Is the wireless network unencrypted because you intend for it to be open or because you have not yet had time to secure it?  Do I understand correctly that you want the Windows machine wired to the laptop, which will then use a wireless card to communicate with a base station, and the base station has the Internet uplink?  This will limit all machines to the speed of the wireless, which is often much worse than even an old wired connection.

----------

## pertplus

thank you both for the replies.

cach0rr0, thanks for the info

hu, you are correct in your view of the newtwork setup. It's staying open. I know the speed will be limited, but there isn't another (acceptable) option as the router is two floors down.

What is the process to share in this network set up? I enable ipforwarding as described by cach0rr0, and then what?

----------

## pertplus

anoyone?  :Surprised: 

----------

## pertplus

Too easy! All I had to do was the following :

 *Quote:*   

> 
> 
> iptables -t nat -A POSTROUTING -o wlan0 -j MASQUERADE
> 
> 

 

 *Quote:*   

> 
> 
> echo 1 > /proc/sys/net/ipv4/ip_forward
> 
> 

 

I now have internet on my windows machine which is connected to laptop by ethernet.

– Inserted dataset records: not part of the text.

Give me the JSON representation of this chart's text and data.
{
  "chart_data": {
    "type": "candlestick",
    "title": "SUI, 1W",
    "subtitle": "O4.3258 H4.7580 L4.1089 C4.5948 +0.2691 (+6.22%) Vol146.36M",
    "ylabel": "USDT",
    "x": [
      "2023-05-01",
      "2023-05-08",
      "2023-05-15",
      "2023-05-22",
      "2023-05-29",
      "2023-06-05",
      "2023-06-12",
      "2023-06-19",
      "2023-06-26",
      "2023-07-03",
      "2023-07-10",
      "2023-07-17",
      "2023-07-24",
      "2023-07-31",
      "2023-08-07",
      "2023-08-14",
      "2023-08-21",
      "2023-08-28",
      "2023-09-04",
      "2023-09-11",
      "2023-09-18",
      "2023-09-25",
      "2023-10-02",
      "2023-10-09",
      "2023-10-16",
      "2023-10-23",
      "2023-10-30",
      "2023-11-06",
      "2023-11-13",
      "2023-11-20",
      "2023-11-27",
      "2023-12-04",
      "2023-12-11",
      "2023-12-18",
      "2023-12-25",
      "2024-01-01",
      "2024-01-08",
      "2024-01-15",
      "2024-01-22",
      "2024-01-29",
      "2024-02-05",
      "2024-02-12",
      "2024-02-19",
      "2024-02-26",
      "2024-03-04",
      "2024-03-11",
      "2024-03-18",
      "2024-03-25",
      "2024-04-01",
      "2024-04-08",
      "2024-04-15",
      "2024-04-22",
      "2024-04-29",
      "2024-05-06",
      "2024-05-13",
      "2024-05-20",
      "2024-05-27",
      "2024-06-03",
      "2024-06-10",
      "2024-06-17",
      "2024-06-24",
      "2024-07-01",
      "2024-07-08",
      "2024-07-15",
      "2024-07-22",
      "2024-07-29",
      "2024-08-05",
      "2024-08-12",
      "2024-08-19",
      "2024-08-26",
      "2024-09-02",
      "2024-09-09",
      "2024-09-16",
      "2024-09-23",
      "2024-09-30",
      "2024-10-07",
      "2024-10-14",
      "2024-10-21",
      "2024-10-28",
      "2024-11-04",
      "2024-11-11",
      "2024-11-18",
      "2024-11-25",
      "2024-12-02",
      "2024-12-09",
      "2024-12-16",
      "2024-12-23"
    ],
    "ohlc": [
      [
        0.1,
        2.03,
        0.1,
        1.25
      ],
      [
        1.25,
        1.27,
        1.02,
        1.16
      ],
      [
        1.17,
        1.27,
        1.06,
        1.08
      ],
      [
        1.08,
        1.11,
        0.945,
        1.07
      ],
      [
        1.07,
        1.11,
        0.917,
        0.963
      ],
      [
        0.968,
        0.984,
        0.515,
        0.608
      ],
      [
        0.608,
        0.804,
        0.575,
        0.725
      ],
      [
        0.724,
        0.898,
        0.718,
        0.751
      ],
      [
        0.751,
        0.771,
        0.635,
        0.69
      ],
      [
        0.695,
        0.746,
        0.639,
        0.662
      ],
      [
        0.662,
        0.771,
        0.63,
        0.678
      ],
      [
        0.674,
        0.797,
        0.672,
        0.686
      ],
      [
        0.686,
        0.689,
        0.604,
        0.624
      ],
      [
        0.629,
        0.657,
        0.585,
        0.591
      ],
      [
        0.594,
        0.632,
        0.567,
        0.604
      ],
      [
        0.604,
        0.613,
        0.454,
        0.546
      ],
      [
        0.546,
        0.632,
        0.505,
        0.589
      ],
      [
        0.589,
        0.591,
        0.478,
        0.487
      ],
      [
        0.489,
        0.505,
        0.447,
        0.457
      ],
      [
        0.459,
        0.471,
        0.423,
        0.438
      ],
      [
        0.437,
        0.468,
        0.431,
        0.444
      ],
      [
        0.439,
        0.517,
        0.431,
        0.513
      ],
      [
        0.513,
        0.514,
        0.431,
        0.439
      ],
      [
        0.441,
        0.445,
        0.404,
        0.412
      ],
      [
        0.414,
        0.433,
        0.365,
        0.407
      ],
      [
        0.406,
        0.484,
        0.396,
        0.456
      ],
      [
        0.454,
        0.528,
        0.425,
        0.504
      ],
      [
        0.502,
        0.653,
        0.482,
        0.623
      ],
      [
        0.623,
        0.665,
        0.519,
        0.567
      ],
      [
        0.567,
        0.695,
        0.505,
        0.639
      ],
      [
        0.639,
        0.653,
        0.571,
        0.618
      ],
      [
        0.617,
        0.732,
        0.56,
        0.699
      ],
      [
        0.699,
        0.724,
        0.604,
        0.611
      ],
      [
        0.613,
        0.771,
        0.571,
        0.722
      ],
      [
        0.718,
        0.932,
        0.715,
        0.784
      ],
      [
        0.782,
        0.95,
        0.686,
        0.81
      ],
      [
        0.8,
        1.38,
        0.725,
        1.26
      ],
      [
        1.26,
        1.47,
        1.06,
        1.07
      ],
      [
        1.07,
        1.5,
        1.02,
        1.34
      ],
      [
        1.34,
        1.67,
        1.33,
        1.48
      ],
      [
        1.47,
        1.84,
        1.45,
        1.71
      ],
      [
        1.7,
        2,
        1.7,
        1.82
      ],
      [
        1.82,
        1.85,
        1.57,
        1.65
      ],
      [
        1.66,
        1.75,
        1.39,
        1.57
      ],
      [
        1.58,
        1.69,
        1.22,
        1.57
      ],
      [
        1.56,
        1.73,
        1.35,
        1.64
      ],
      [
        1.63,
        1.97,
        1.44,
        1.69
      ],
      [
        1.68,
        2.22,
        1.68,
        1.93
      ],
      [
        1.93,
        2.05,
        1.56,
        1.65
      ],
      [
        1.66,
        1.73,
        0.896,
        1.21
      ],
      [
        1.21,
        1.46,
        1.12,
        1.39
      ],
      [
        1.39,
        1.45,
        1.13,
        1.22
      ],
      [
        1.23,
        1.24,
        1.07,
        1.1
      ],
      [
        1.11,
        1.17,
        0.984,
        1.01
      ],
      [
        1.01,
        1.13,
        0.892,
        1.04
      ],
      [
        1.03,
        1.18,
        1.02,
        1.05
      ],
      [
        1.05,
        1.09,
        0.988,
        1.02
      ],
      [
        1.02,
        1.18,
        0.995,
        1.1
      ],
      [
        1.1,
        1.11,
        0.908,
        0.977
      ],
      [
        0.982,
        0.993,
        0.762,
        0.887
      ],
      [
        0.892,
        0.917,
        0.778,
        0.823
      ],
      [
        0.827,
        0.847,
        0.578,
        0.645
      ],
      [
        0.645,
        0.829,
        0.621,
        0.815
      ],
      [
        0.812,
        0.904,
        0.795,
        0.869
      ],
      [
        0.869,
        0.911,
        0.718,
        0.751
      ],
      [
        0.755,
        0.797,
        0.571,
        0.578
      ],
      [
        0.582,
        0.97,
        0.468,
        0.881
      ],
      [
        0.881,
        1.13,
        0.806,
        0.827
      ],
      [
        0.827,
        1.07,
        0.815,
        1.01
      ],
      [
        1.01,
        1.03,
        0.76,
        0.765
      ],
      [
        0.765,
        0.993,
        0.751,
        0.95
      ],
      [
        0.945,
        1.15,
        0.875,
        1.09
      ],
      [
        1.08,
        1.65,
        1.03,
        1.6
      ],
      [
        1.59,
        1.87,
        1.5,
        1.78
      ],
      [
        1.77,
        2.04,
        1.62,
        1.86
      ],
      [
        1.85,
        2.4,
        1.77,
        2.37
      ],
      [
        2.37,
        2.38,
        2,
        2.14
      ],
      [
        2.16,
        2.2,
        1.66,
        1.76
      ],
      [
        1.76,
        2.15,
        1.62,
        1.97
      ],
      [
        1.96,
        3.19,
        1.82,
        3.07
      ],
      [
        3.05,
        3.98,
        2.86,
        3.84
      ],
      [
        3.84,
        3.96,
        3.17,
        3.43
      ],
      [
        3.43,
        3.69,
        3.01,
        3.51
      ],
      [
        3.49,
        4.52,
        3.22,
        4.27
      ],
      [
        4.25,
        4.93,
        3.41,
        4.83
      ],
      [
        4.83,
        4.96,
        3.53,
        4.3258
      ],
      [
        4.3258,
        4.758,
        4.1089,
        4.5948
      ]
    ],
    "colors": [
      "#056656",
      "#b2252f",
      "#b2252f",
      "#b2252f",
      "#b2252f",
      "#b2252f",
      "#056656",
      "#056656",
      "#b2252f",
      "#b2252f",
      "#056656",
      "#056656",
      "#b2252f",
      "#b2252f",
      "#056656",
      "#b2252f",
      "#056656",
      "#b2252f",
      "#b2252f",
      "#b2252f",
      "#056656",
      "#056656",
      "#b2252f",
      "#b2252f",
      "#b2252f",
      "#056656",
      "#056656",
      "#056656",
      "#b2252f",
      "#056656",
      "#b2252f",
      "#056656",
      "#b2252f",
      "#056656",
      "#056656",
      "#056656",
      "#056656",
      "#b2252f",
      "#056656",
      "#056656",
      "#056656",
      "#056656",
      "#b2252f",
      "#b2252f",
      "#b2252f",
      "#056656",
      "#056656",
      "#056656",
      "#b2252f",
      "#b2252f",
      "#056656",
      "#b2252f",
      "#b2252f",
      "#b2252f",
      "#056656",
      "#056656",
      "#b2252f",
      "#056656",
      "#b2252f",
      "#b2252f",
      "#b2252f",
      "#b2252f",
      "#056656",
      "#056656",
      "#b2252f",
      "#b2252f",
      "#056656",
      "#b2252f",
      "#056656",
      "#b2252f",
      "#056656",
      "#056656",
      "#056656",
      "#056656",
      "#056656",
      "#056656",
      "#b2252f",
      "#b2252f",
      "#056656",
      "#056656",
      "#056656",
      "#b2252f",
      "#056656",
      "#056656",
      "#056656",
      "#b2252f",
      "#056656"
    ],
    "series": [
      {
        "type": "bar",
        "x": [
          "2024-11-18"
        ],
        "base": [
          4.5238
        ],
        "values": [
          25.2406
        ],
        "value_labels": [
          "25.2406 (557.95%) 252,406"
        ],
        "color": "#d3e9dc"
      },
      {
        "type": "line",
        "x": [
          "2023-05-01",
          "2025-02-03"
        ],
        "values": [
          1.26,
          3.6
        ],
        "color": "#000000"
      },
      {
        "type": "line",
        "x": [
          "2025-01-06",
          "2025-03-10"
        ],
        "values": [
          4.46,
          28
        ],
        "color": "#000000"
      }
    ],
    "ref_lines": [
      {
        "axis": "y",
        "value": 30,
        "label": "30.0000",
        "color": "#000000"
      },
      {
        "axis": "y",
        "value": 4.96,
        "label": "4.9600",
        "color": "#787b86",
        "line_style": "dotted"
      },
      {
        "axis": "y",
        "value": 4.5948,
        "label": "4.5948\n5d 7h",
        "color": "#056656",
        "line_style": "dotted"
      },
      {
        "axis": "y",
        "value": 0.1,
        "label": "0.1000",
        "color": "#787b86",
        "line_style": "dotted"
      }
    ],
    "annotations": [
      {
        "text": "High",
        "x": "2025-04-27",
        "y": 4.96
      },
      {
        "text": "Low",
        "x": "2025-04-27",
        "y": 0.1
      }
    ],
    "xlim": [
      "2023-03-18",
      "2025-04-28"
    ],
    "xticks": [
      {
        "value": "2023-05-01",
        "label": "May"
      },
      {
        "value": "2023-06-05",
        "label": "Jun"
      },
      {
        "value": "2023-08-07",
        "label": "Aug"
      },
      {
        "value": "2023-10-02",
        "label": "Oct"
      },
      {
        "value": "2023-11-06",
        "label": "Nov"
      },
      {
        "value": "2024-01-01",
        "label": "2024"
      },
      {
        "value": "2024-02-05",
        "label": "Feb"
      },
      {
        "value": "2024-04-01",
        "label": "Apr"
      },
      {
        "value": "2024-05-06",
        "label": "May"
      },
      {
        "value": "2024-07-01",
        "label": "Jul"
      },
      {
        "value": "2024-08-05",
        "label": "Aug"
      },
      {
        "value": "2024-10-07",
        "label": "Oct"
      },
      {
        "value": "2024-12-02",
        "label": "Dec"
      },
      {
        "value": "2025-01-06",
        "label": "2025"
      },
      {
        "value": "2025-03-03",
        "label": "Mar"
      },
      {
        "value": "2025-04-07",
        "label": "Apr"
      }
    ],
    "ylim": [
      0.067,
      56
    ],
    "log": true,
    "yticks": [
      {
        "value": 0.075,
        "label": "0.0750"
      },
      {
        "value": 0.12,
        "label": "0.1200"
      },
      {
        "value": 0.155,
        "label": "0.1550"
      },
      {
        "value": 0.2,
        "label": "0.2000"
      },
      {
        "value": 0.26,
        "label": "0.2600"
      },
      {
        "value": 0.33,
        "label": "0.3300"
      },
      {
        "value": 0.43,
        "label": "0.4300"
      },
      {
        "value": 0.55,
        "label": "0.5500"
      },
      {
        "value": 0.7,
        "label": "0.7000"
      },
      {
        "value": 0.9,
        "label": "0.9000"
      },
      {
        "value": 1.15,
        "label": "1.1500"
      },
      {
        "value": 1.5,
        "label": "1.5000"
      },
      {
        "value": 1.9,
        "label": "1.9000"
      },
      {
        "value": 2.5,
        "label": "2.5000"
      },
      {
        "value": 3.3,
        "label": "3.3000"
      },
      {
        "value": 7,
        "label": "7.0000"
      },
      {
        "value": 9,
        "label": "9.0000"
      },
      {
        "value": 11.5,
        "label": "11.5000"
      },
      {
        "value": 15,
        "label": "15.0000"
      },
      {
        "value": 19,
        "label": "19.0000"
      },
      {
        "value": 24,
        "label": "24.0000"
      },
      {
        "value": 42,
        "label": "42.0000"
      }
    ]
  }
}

So easy its almost inexplicable how nobody gave the answer  :Very Happy: 

For any other noobs out there, the reason the comand wasn't working originally was I had the wrong gateway set for my LAN interface (eth0). For success, like this:

NOTE: I'm fairly sure this is a very insecure/lazy method of doing this. Any experts out there who would care to explain why are more than welcome to do so.

 *Quote:*   

> 
> 
> nano -w /etc/conf.d/net 
> 
> 

 

Your LAN interface (sharing TO):

**MAKE SURE your LAN gateway is your wireless router's ip

 *Quote:*   

> 
> 
> config_eth0=( "192.168.0.1 netmask 255.255.255.0 brd 192.168.0.255" )
> 
> routes_eth0=( "default via 192.168.2.1" ) 
> ...

 

And your WAN interface (sharing FROM):

 *Quote:*   

> 
> 
> config_wlan0=( "192.168.2.2 netmask 255.255.255.0 brd 192.168.2.255" )
> 
> routes_wlan0=( "default via 192.168.2.1" )
> ...

 

After setting this up, simply run the iptables and echo commands as above and you will be sharing internet! (after properly setting things up on the windows side of course - just set the same netmask and an ip within it ie 255.255.255.0 and 192.168.0.2 . for dns you can probly use sharing computer's ip, if not use google dns 8.8.8.8 )

----------

## pappy_mcfae

 *pertplus wrote:*   

> Too easy! All I had to do was the following :
> 
>  *Quote:*   
> 
> iptables -t nat -A POSTROUTING -o wlan0 -j MASQUERADE
> ...

 

Thanks for this. I always knew there had to be an easy way to share an IP with a Linux box. I've had some long incantations to iptables that proved worthless. This little lovely is just too easy to make happen. And since I use the old/new/maybe Funtoo network scripts, making all the interfaces go on and off is a snap. I'll post the net script once I get it working right, if anyone is interested.

Thanks again.

Cheers,

Pappy

----------